Greg Schaffer, the acting deputy undersecretary for the National Protection and Programs directorate at DHS, said OMB retains the budget authority to be the enforcement entity.
"The legislative proposal would consolidate the oversight responsibility with the operational responsibility that we have and move things in the direction that we would be given the authority to direct departments and agencies to take action to improve their security and deploy appropriate protections," he said.
But Langevin, Cummings and others said this set up isn't enough.
In fact, one of the major Senate cyber bills, sponsored by Sens. Joseph Lieberman (I-Conn.), Susan Collins (R-Maine) and Tom Carper (D-Del.), would create a Senate-confirmed cyberspace policy director in the White House.

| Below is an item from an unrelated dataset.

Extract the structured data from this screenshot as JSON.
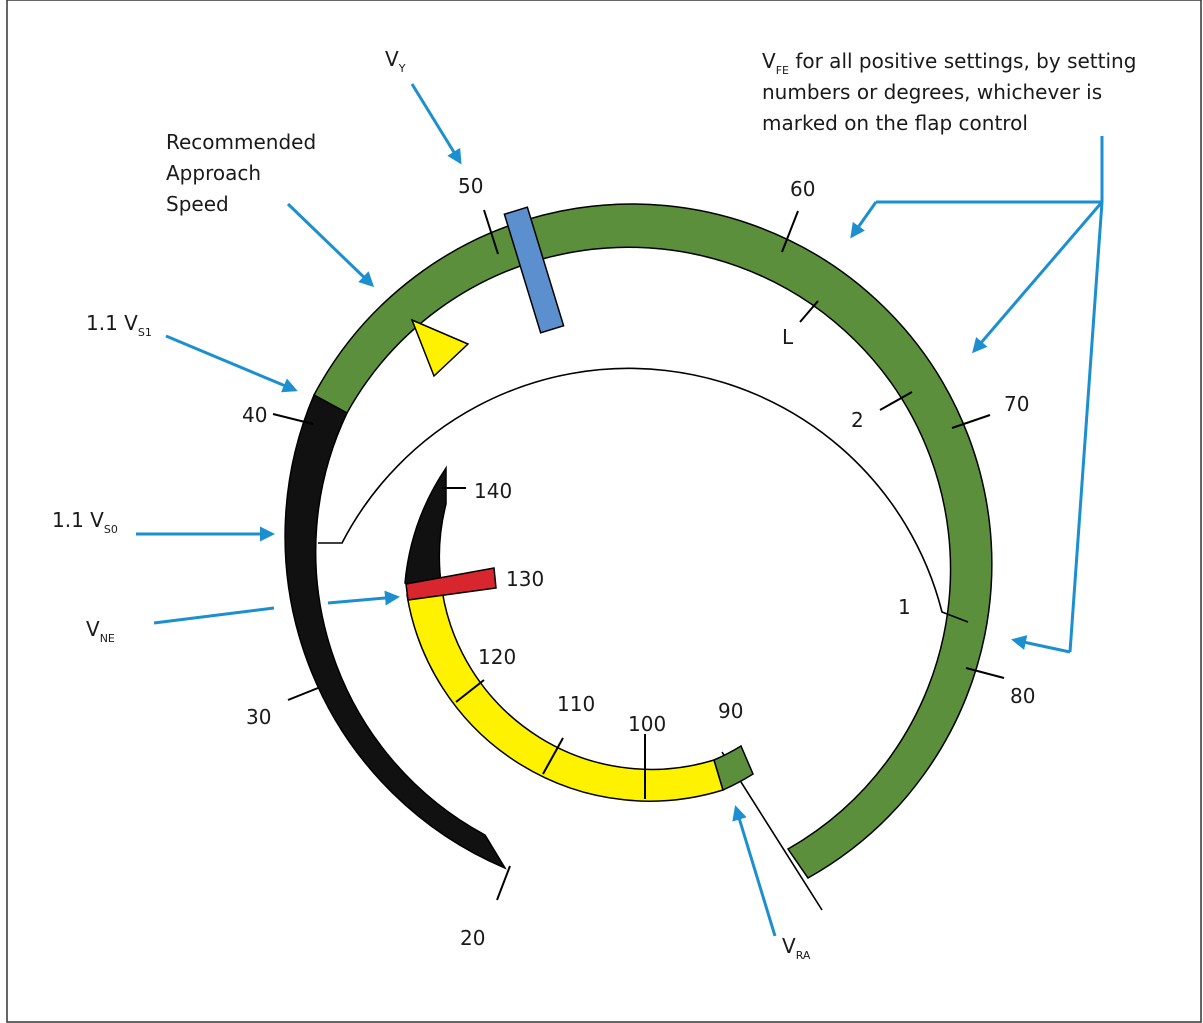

The White House proposal is not a bill yet, but should one come to the House floor without the requirement for a Senate-confirmed cyberspace director, Langevin wouldn't hesitate to introduce an amendment.
"I'm hoping that ultimately the legislation proposed in the last Congress, which was passed as part of the National Defense authorization bill, including stronger authorities for the cyber coordinator, which would be a directors position, Senate-confirmed and stronger authorities, I want to see that legislation passed," he said. "If there is another vehicle for adding a Senate-confirmed position with strengthened authorities, I would certainly consider that."
The Senate-confirmed White House official was one of two areas committee members focused on that was not in the administration's proposal.
Rep. Jason Chaffetz pressed Schaffer on the security of commercial hardware and software, and whether there have been instances of developers planting malicious code in the technologies.
Schaffer said he's aware of instances where this has happened.
"This is one of the most complicated and difficult challenges we have," he said. "The range of issues goes to the fact that there are foreign components in many U.S. manufactured devices. There's a task force that DHS and DoD co-chair to look at these issues with goals to identify short term mitigation strategies and also to make sure we have capability to maintain U.S. manufacturing capabilities over the long term."
Chaffetz said the concern is the agencies and the public don't know foreign developers are planting viruses and backdoors into software and hardware, and the government already has felt the effect of these attacks.